The leader and the lock
Frequently, a system requires there to be only one of some thing. For example:
- • Only one node is allowed to be the leader for a database partition, to avoid split brain (see “Handling Node Outages” on page 156).
- • Only one transaction or client is allowed to hold the lock for a particular resource or object, to prevent concurrently writing to it and corrupting it.
• Only one user is allowed to register a particular username, because a username must uniquely identify a user.
Implementing this in a distributed system requires care: even if a node believes that it is “the chosen one” (the leader of the partition, the holder of the lock, the request handler of the user who successfully grabbed the username), that doesn’t necessarily mean a quorum of nodes agrees! A node may have formerly been the leader, but if the other nodes declared it dead in the meantime (e.g., due to a network interruption or GC pause), it may have been demoted and another leader may have already been elected.

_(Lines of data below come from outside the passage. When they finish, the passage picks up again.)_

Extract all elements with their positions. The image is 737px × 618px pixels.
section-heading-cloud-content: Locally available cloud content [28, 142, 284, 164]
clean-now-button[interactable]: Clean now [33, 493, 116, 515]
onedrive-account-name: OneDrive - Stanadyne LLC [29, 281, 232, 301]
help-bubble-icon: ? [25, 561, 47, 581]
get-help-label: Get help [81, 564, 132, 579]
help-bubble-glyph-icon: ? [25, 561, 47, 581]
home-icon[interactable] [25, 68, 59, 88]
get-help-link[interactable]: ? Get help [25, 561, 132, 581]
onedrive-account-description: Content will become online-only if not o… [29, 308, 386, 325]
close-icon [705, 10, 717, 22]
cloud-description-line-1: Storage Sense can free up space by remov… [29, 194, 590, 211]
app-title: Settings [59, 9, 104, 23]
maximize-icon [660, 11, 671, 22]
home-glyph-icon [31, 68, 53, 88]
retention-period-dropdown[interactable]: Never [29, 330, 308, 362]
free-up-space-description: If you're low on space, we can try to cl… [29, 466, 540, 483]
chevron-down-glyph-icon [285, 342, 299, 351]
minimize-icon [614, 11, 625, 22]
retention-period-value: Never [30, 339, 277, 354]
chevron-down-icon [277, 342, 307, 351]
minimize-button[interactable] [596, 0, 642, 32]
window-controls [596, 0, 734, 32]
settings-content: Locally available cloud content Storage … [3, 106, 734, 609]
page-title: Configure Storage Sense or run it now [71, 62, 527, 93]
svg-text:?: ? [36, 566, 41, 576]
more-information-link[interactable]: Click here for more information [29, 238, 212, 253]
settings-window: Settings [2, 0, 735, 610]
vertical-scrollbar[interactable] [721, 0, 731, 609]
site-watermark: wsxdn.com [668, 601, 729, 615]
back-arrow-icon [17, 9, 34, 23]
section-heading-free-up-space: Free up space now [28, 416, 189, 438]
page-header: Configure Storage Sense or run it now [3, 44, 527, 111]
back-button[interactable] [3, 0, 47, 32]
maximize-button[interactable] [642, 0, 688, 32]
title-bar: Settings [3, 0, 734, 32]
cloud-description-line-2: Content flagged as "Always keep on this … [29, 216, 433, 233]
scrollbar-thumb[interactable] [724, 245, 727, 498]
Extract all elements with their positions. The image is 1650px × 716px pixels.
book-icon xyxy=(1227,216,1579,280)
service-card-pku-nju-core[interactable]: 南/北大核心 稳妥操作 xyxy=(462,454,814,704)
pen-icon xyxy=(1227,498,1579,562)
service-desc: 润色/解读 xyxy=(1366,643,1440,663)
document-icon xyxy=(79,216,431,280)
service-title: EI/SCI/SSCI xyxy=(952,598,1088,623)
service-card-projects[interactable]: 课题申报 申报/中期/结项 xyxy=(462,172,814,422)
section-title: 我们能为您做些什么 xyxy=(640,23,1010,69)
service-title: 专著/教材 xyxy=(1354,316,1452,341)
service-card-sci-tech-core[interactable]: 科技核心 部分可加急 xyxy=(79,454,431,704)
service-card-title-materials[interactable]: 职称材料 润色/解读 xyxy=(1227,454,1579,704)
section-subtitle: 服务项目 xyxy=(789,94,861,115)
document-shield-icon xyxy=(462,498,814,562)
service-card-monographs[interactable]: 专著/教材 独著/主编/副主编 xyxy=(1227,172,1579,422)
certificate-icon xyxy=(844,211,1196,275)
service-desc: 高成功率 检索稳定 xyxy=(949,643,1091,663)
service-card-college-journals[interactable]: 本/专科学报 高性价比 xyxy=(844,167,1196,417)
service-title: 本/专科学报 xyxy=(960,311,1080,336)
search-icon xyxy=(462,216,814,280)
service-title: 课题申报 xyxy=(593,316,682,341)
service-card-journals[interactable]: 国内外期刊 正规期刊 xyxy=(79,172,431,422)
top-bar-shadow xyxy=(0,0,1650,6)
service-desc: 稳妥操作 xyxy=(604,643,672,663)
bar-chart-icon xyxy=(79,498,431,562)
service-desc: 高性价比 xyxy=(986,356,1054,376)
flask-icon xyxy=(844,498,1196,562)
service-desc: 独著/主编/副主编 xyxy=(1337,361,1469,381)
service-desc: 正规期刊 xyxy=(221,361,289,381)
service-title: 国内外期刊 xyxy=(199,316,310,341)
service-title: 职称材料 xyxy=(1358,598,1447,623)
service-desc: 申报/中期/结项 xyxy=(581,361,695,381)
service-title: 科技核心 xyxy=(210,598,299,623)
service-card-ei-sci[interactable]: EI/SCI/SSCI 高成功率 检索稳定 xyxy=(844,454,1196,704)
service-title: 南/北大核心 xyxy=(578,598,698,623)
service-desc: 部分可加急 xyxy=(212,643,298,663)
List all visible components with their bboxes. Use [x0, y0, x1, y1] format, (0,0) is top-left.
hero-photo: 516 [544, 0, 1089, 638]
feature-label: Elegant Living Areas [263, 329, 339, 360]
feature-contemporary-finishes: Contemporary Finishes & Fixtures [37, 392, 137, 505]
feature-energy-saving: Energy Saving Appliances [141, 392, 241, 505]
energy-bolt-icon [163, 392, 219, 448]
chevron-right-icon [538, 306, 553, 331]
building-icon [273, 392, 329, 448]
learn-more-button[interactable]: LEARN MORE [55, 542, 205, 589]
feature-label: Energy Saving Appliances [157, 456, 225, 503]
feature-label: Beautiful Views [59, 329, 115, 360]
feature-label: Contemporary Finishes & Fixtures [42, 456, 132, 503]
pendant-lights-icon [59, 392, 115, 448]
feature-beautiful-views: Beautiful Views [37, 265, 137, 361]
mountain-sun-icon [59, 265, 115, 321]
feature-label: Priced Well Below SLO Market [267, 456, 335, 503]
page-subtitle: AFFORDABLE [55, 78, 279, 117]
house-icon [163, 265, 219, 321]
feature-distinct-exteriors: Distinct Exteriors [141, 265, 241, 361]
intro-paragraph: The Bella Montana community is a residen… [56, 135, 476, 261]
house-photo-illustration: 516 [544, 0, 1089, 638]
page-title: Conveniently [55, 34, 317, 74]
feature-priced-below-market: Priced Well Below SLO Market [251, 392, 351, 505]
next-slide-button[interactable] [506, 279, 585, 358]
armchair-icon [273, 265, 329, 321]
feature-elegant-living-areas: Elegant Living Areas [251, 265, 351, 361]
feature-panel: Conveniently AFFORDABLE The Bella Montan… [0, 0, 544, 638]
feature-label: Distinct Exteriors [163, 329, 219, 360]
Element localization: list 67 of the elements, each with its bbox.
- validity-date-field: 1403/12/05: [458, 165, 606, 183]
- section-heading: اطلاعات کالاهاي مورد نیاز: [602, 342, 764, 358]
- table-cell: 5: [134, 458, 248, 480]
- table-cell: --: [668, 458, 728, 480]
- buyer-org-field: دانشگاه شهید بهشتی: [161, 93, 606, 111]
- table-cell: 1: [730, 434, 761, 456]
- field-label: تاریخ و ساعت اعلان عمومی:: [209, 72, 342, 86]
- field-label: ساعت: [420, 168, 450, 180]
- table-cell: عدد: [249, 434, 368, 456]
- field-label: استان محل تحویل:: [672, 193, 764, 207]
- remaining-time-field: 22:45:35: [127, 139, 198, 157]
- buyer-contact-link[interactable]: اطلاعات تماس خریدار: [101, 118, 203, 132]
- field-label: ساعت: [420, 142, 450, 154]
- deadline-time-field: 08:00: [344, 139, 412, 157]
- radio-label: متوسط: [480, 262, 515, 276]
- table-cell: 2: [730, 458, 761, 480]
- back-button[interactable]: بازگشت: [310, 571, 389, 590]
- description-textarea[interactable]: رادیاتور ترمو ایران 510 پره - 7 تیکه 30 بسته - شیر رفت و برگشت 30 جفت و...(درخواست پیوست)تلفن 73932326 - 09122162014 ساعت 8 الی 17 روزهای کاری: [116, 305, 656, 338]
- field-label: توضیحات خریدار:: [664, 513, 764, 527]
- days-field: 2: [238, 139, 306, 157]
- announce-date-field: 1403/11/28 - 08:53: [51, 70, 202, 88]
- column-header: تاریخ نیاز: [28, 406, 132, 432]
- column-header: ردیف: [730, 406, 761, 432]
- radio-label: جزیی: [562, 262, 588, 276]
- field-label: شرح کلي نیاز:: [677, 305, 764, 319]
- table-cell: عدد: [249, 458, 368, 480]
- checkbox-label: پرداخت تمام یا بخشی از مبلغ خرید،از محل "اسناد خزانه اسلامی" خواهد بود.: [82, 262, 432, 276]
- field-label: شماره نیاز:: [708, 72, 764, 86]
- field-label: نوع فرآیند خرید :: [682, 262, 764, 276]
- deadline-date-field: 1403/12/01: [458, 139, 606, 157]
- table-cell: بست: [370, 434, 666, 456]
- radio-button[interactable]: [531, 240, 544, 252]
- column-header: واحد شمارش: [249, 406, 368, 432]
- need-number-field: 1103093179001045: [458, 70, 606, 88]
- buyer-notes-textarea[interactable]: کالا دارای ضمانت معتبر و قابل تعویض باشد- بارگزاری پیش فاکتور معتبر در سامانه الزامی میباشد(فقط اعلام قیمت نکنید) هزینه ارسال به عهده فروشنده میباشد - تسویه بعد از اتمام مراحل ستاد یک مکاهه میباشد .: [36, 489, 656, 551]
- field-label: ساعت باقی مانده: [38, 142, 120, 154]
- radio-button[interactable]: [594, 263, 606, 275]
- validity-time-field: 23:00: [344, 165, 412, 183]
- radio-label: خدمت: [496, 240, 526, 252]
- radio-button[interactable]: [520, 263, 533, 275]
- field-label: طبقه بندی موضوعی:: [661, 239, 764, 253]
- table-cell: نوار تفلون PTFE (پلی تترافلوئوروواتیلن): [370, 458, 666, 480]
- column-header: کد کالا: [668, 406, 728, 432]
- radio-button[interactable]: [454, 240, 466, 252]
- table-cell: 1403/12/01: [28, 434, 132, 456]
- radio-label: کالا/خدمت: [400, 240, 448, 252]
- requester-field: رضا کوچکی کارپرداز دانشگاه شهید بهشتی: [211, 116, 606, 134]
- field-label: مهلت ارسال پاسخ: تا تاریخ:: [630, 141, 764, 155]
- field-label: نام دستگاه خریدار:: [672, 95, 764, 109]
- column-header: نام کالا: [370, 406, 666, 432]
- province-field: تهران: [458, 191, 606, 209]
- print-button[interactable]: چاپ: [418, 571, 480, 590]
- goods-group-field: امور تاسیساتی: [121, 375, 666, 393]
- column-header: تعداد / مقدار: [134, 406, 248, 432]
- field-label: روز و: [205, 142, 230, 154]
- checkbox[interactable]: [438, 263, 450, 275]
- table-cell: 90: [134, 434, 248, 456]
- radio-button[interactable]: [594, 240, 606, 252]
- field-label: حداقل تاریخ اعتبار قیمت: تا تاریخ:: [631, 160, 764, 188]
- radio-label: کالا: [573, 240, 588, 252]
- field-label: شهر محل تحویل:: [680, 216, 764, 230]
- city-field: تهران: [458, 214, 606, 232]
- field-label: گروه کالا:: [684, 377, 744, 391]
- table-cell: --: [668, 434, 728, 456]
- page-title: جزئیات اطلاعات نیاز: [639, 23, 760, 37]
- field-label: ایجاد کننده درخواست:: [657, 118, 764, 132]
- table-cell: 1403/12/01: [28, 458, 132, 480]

If a node continues acting as the chosen one, even though the majority of nodes have declared it dead, it could cause problems in a system that is not carefully designed. Such a node could send messages to other nodes in its self-appointed capacity, and if other nodes believe it, the system as a whole may do something incorrect.
For example, Figure 8-4 shows a data corruption bug due to an incorrect implementation of locking. (The bug is not theoretical: HBase used to have this problem [74, 75].) Say you want to ensure that a file in a storage service can only be accessed by one client at a time, because if multiple clients tried to write to it, the file would become corrupted. You try to implement this by requiring a client to obtain a lease from a lock service before accessing the file.
Figure 8-4. Incorrect implementation of a distributed lock: client 1 believes that it still has a valid lease, even though it has expired, and thus corrupts a file in storage.
The problem is an example of what we discussed in “Process Pauses” on page 295: if the client holding the lease is paused for too long, its lease expires. Another client can obtain a lease for the same file, and start writing to the file. When the paused client comes back, it believes (incorrectly) that it still has a valid lease and proceeds to also write to the file. As a result, the clients’ writes clash and corrupt the file.